Nel mese di gennaio la Rbi ha divulgato i dati relativi all’emissione di carte di credito e di debito in tutto il paese fino al maggio del 2015: 21.480.389 carte di credito, 570.813.794 carte di debito. Nel migliore – e irrealistico – dei casi, significa che oggi solo un indiano ogni 60 dispone di una carta di credito e che meno della metà hanno una carta di debito. La stima, realisticamente, è da leggersi drasticamente al ribasso, considerando che una sola persona può aprire più di un conto in banca e chiedere quindi più di una carta di credito o di debito, senza contare che il numero di carte di debito intestate a conti correnti «dormienti» potrebbe essere altissimo.

Sempre secondo la Rbi, nel 2015 si contavano in tutta l’India 1,440 milioni di conti correnti (non nominali, come sopra ci si può aprire conti in diverse banche allo stesso nome). Oltre il 40 per cento dei quali, secondo la Banca Mondiale, «dormienti», cioè non utilizzati per più di 24 mesi. Aggiungendo anche che il 40 per cento della popolazione indiana (totale: 1,3 miliardi di persone) è sotto i 18 anni, quindi non può intestarsi un conto, è difficilissimo capire effettivamente quante persone nel paese siano inserite nel sistema bancario nazionale. Ciò che non è difficile capire è che il governo, di persone che aprano conti in banca, ne vuole sempre di più.

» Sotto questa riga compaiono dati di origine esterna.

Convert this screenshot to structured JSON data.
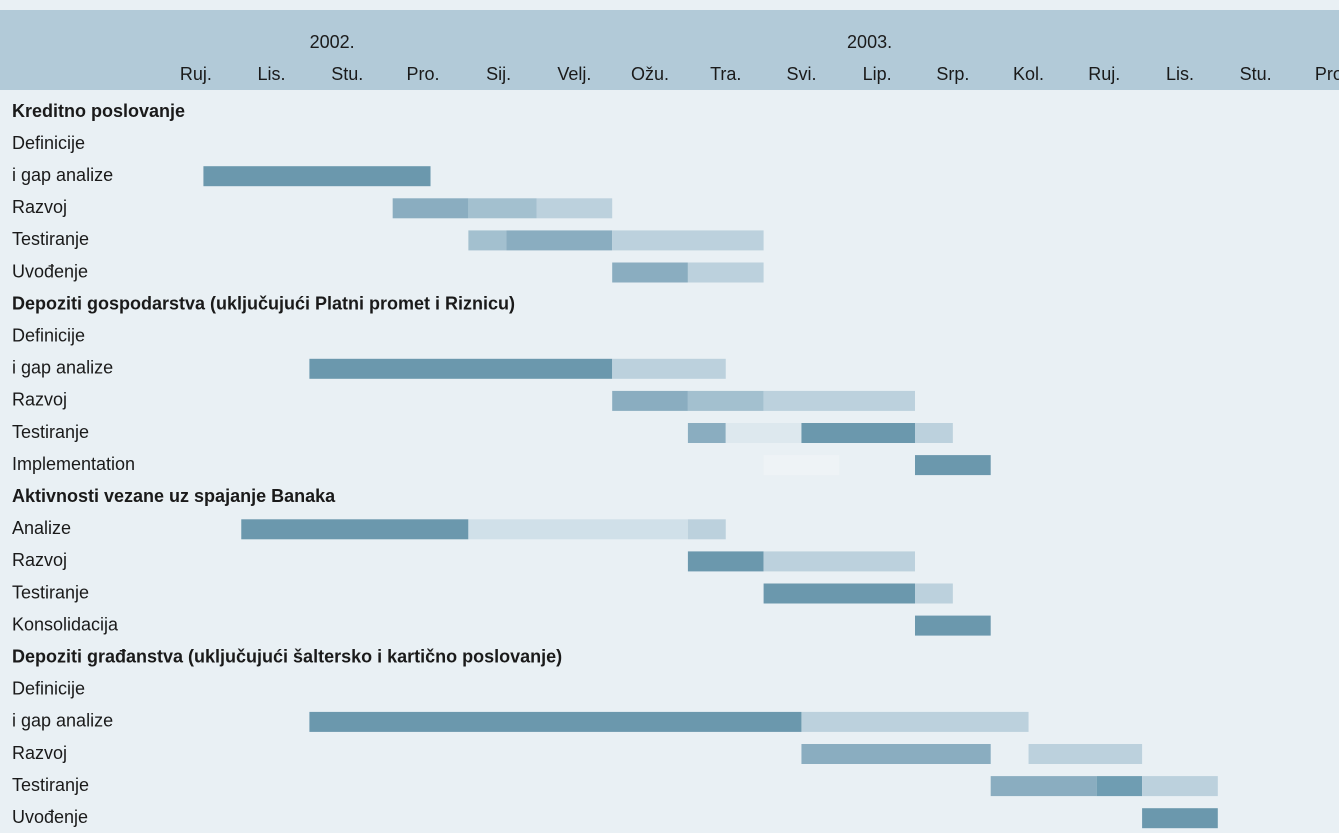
{
  "chart_data": {
    "type": "gantt",
    "years": [
      "2002.",
      "2003."
    ],
    "months": [
      "Ruj.",
      "Lis.",
      "Stu.",
      "Pro.",
      "Sij.",
      "Velj.",
      "Ožu.",
      "Tra.",
      "Svi.",
      "Lip.",
      "Srp.",
      "Kol.",
      "Ruj.",
      "Lis.",
      "Stu.",
      "Pro."
    ],
    "groups": [
      {
        "name": "Kreditno poslovanje",
        "tasks": [
          {
            "lines": [
              "Definicije",
              "i gap analize"
            ],
            "bars": [
              {
                "start": 0.6,
                "end": 3.6,
                "color": "#6b98ad"
              }
            ]
          },
          {
            "lines": [
              "Razvoj"
            ],
            "bars": [
              {
                "start": 3.1,
                "end": 4.1,
                "color": "#8aadc0"
              },
              {
                "start": 4.1,
                "end": 5.0,
                "color": "#a3c0cf"
              },
              {
                "start": 5.0,
                "end": 6.0,
                "color": "#bcd1dd"
              }
            ]
          },
          {
            "lines": [
              "Testiranje"
            ],
            "bars": [
              {
                "start": 4.1,
                "end": 4.6,
                "color": "#a3c0cf"
              },
              {
                "start": 4.6,
                "end": 6.0,
                "color": "#8aadc0"
              },
              {
                "start": 6.0,
                "end": 8.0,
                "color": "#bcd1dd"
              }
            ]
          },
          {
            "lines": [
              "Uvođenje"
            ],
            "bars": [
              {
                "start": 6.0,
                "end": 7.0,
                "color": "#8aadc0"
              },
              {
                "start": 7.0,
                "end": 8.0,
                "color": "#bcd1dd"
              }
            ]
          }
        ]
      },
      {
        "name": "Depoziti gospodarstva (uključujući Platni promet i Riznicu)",
        "tasks": [
          {
            "lines": [
              "Definicije",
              "i gap analize"
            ],
            "bars": [
              {
                "start": 2.0,
                "end": 6.0,
                "color": "#6b98ad"
              },
              {
                "start": 6.0,
                "end": 7.5,
                "color": "#bcd1dd"
              }
            ]
          },
          {
            "lines": [
              "Razvoj"
            ],
            "bars": [
              {
                "start": 6.0,
                "end": 7.0,
                "color": "#8aadc0"
              },
              {
                "start": 7.0,
                "end": 8.0,
                "color": "#a3c0cf"
              },
              {
                "start": 8.0,
                "end": 10.0,
                "color": "#bcd1dd"
              }
            ]
          },
          {
            "lines": [
              "Testiranje"
            ],
            "bars": [
              {
                "start": 7.0,
                "end": 7.5,
                "color": "#8aadc0"
              },
              {
                "start": 7.5,
                "end": 8.5,
                "color": "#dde8ee"
              },
              {
                "start": 8.5,
                "end": 10.0,
                "color": "#6b98ad"
              },
              {
                "start": 10.0,
                "end": 10.5,
                "color": "#bcd1dd"
              }
            ]
          },
          {
            "lines": [
              "Implementation"
            ],
            "bars": [
              {
                "start": 8.0,
                "end": 9.0,
                "color": "#eef3f6"
              },
              {
                "start": 10.0,
                "end": 11.0,
                "color": "#6b98ad"
              }
            ]
          }
        ]
      },
      {
        "name": "Aktivnosti vezane uz spajanje Banaka",
        "tasks": [
          {
            "lines": [
              "Analize"
            ],
            "bars": [
              {
                "start": 1.1,
                "end": 4.1,
                "color": "#6b98ad"
              },
              {
                "start": 4.1,
                "end": 7.0,
                "color": "#d0e0e9"
              },
              {
                "start": 7.0,
                "end": 7.5,
                "color": "#bcd1dd"
              }
            ]
          },
          {
            "lines": [
              "Razvoj"
            ],
            "bars": [
              {
                "start": 7.0,
                "end": 8.0,
                "color": "#6b98ad"
              },
              {
                "start": 8.0,
                "end": 10.0,
                "color": "#bcd1dd"
              }
            ]
          },
          {
            "lines": [
              "Testiranje"
            ],
            "bars": [
              {
                "start": 8.0,
                "end": 10.0,
                "color": "#6b98ad"
              },
              {
                "start": 10.0,
                "end": 10.5,
                "color": "#bcd1dd"
              }
            ]
          },
          {
            "lines": [
              "Konsolidacija"
            ],
            "bars": [
              {
                "start": 10.0,
                "end": 11.0,
                "color": "#6b98ad"
              }
            ]
          }
        ]
      },
      {
        "name": "Depoziti građanstva (uključujući šaltersko i kartično poslovanje)",
        "tasks": [
          {
            "lines": [
              "Definicije",
              "i gap analize"
            ],
            "bars": [
              {
                "start": 2.0,
                "end": 8.5,
                "color": "#6b98ad"
              },
              {
                "start": 8.5,
                "end": 11.5,
                "color": "#bcd1dd"
              }
            ]
          },
          {
            "lines": [
              "Razvoj"
            ],
            "bars": [
              {
                "start": 8.5,
                "end": 11.0,
                "color": "#8aadc0"
              },
              {
                "start": 11.5,
                "end": 13.0,
                "color": "#bcd1dd"
              }
            ]
          },
          {
            "lines": [
              "Testiranje"
            ],
            "bars": [
              {
                "start": 11.0,
                "end": 12.4,
                "color": "#8aadc0"
              },
              {
                "start": 12.4,
                "end": 13.0,
                "color": "#6f9db2"
              },
              {
                "start": 13.0,
                "end": 14.0,
                "color": "#bcd1dd"
              }
            ]
          },
          {
            "lines": [
              "Uvođenje"
            ],
            "bars": [
              {
                "start": 13.0,
                "end": 14.0,
                "color": "#6b98ad"
              }
            ]
          }
        ]
      }
    ]
  }
}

Spingere chi ha soldi nel sistema bancario

Al netto di tutti i dati elencati qui sopra, pare evidente che l’obiettivo reale dell’amministrazione Modi, più che combattere seriamente la corruzione e l’evasione fiscale – lasciando, anche in questi tempi di demonetizzazione, diverse scappatoie – sia forzare la upper middle class a passare per il sistema bancario nazionale semplicemente eliminando, nel breve termine, tutte le alternative. Le banche e i «benefici» a loro annessi saranno sempre più inevitabili, con conseguenze non solo rosee.

La transizione, relativamente dolorosa per questo segmento di popolazione già digitalizzata, porterà direttamente a un aumento dei depositi nelle banche, un aumento di liquidità negli istituti a sua volta utile per finanziare grandi opere infrastrutturali e, come ammesso dallo stesso ministro delle finanze Jaitley, aumentare la capacità delle banche di prestare soldi. E, nel frattempo, incentivare i consumi tracciabili da banche e applicazioni internet, con l’effetto per nulla collaterale di poter accumulare una montagna di metadati utili ai fini del marketing, come notava su Catchnews Usha Ramanathan.

La scommessa, insomma, sembra concentrarsi sul valore di mercato della tracciabilità dei consumi, alla ricerca di un sistema attraverso il quale poter capire e organizzare in dati utilizzabili (vendibili?) a scopi di marketing le abitudini di milioni di consumatori indiani. La domanda, a questo punto, è: chi e come gestirà questa massa di dati?